Given the political landscape and context we are living in… I don't want to be pessimistic, but I'm realistic in terms of what policy contributions I could make. My PhD was not a policy-focused work. It was more of a theoretical contribution and intervention in the existing scholarship on asylum and refugee geographies and movements.

I engage with post-arrival lived experiences in the UK as people go through the different immigration recognition regimes: the asylum process, the refugee recognition regime, the journey to citizenship. I examine their actual lived post-arrival experiences, which have very important policy implications.

My hope is that they will contribute to policy conversations, making informed policy decisions whether at a local, regional or national level. There is an element of hope. It's more of a hope than a realistic expectation that this will make a massive change, but I hope that maybe it creates conversations. Maybe it gets picked up by other students and scholars who focus on policy aspects of the asylum system in the UK. 

Theoretically, I hope it brings some nuance in terms of the entanglements between history, colonial legacies, colonialism and coloniality. How imperial and colonial structures were re-deployed and re-created in the metropole, and how the same logics now apply in the post-colonial present – the metropole in this case being the asylum-hosting state. What are the methods and the modality of sustaining some of these colonial entanglements? What does it tell us in terms of how refugees and migrants are racialised and stereotyped and dehumanized in the postcolonial present, in the postcolonial space?

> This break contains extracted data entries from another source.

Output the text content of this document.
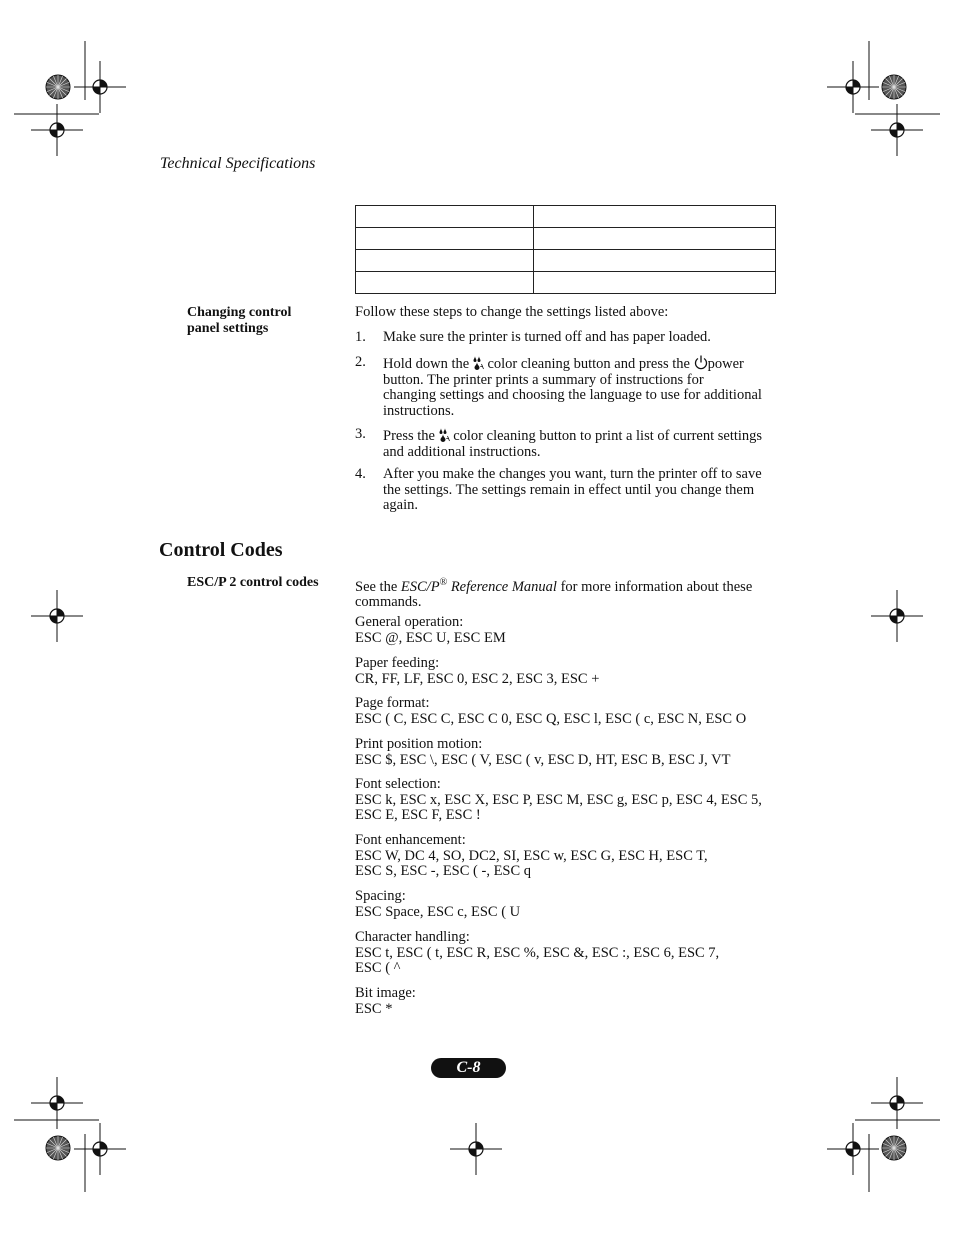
Technical Specifications

Changing control
panel settings
Follow these steps to change the settings listed above:
1. Make sure the printer is turned off and has paper loaded.
2. Hold down the color cleaning button and press the power
button. The printer prints a summary of instructions for
changing settings and choosing the language to use for additional
instructions.
3. Press the color cleaning button to print a list of current settings
and additional instructions.
4. After you make the changes you want, turn the printer off to save
the settings. The settings remain in effect until you change them
again.
Control Codes
ESC/P 2 control codes	See the ESC/P® Reference Manual for more information about these
commands.
General operation:
ESC @, ESC U, ESC EM
Paper feeding:
CR, FF, LF, ESC 0, ESC 2, ESC 3, ESC +
Page format:
ESC ( C, ESC C, ESC C 0, ESC Q, ESC l, ESC ( c, ESC N, ESC O
Print position motion:
ESC $, ESC \, ESC ( V, ESC ( v, ESC D, HT, ESC B, ESC J, VT
Font selection:
ESC k, ESC x, ESC X, ESC P, ESC M, ESC g, ESC p, ESC 4, ESC 5,
ESC E, ESC F, ESC !
Font enhancement:
ESC W, DC 4, SO, DC2, SI, ESC w, ESC G, ESC H, ESC T,
ESC S, ESC -, ESC ( -, ESC q
Spacing:
ESC Space, ESC c, ESC ( U
Character handling:
ESC t, ESC ( t, ESC R, ESC %, ESC &, ESC :, ESC 6, ESC 7,
ESC ( ^
Bit image:
ESC *
C-8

I'm currently working on the Channel Crossing project at the University of Liverpool, which tries to understand the phenomenon of irregular migration in and around the English Channel crossing. The hope in the research project team is to contribute to policy and scholarly debates about the phenomenon of the channel crossing. We hope to contribute to debates on: how the policy approach by successive governments impacts the mobilities and immobilities of people – refugees, migrants, and asylum seekers – on the move across the English Channel; and on how the same policies are also impacting the UK refugee sector, exhausting the sector, and stifling spaces and opportunities to imagine humane, alternative asylum policies in the UK.

I hope to make some contributions as part of this new project and then in the future to do some publications from my PhD that could maybe go out to the wider world.